Heavy agenda for CARICOM leaders in Dominica

Caribbean Single Marketing and Economy (CSME) among main items to be discussed.

(CARICOM Secretariat, Turkeyen, Greater Georgetown, Guyana)    When Heads of Government of the Caribbean Community (CARICOM) gather in Roseau, Dominica on Thursday, Haiti and the Community’s continued support to the French-speaking Member State, the region’s response to the global economic and financial crisis, and the status of the CARICOM Single Market and Economy (CSME) will be among the main items on their formidable agenda.

At least thirteen Heads of Government have confirmed that they will attend the two-day Twenty-First Intersessional Meeting being convened under the Chairmanship of the Hon Roosevelt Skerrit, Prime Minister of Dominica.

At the top of the agenda is the critical situation in Haiti following the 12 January earthquake which left more than 200 000 persons dead and more than a million injured and displaced. The Community’s prompt response to the disaster was led by Jamaica, which is the sub-regional focal point for the area including Haiti under the Caribbean Disaster Emergency Management Agency (CDEMA) arrangements.

CARICOM’s primary focus in Haiti is in the area of health and it has relocated its mission to Leogane on the outskirts of Port-au-Prince. The Community’s Health Initiative involves some 14 health personnel who will be rotated initially every 14 days. The Community has lent tangible assistance in other areas such as providing relief supplies, conducting relief supply operations and mobilizing resources with some US$9.4M pledged to date.

The Intersessional Meeting will also feature an exchange of views with the Heads of the International Financial Institutions. Mr. Robert Zoellick, President of the World Bank is confirmed for the meeting with the Heads of Government in Roseau while the President of the Inter American Development Bank and the Managing Director of the International Monetary Fund have also been invited.

H.E. Edwin Carrington, Secretary General of CARICOM said last week CARICOM will seek to articulate its positions on the major challenges it faced when it holds talks with Mr. Zoellick. Those discussions, he anticipated, will result in the identification of new and viable approaches to the treatment of some of the major challenges facing the Community including the crippling debt burden being carried by Member States which do not now qualify for concessionary debt reduction following their graduation from middle income status. Representatives of the World Bank met with CARICOM Finance Ministers in Trinidad and Tobago last Monday to prepare for the meeting with Mr.
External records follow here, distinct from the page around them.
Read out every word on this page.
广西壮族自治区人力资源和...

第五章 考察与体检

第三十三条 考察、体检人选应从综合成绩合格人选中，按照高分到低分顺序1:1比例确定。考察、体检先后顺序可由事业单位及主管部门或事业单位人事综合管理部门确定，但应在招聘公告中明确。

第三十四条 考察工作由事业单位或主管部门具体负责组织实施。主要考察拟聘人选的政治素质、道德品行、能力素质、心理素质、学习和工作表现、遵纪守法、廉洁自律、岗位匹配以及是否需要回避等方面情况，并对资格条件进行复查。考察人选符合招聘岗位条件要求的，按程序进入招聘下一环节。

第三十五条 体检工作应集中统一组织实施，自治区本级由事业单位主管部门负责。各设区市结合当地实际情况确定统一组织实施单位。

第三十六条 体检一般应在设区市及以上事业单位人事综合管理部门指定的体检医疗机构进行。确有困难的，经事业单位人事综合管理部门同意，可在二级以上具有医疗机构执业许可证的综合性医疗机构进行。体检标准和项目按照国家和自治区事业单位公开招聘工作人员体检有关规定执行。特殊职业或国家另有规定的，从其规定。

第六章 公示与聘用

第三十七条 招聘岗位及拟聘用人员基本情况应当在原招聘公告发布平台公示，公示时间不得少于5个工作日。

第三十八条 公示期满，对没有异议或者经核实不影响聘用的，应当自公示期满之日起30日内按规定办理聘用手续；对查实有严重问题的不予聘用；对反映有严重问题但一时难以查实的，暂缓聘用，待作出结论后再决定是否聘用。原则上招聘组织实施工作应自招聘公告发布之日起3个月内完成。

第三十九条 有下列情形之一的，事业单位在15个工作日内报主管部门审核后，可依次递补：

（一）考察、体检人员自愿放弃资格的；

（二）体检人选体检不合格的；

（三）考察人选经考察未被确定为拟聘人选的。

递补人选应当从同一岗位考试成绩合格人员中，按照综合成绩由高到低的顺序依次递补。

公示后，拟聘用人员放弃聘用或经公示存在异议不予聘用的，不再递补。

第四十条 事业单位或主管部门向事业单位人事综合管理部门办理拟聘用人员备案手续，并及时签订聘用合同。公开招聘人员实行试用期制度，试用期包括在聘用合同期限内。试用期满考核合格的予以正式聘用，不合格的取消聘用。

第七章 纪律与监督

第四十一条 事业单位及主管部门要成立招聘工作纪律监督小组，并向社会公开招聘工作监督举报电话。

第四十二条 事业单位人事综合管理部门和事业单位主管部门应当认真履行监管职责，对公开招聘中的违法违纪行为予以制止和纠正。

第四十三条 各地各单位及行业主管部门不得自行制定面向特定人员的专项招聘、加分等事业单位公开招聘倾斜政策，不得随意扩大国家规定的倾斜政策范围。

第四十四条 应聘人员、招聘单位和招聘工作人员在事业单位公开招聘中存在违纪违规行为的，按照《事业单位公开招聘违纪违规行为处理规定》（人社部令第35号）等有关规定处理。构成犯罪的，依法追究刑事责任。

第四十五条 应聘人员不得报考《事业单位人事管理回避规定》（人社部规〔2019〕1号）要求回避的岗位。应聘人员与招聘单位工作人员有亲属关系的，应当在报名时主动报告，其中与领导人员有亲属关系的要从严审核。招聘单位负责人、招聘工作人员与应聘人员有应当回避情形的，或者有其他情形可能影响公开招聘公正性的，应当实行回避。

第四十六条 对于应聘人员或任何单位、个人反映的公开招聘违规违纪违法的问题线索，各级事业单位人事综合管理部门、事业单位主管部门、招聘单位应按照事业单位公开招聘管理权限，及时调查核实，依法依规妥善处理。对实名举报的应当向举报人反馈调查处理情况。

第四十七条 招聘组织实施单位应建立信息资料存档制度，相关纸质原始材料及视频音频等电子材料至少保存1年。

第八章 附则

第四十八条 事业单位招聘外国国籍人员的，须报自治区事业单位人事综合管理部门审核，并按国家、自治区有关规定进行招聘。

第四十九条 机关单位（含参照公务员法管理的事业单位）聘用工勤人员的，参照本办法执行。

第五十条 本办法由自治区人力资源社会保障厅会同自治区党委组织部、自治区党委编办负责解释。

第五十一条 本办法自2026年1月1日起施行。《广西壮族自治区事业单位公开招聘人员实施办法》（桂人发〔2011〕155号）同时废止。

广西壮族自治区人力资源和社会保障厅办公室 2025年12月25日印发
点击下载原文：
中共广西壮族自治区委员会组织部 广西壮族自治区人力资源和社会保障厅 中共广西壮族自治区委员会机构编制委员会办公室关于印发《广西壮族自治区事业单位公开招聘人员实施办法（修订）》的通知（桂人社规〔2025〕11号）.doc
Zoellick.

The Heads of Government will hold discussions with H.E. Jose Miguel Insulza, Secretary General of the Organisation of American States.

Key matters related to external trade that the Meeting will address include the negotiations for a CARICOM-Canada Trade and Development Agreement; the status of implementation of the CARIFORUM-EC Economic Partnership Agreement and the renewal of the Caribbean Basin Trade Partnership Act.

Consideration will also be given to climate change in the context of the Region’s follow-up action to the Copenhagen Summit held last December 2009

The meeting will also consider follow-up to and preparations for upcoming summits including a CARICOM-Brazil Summit in April.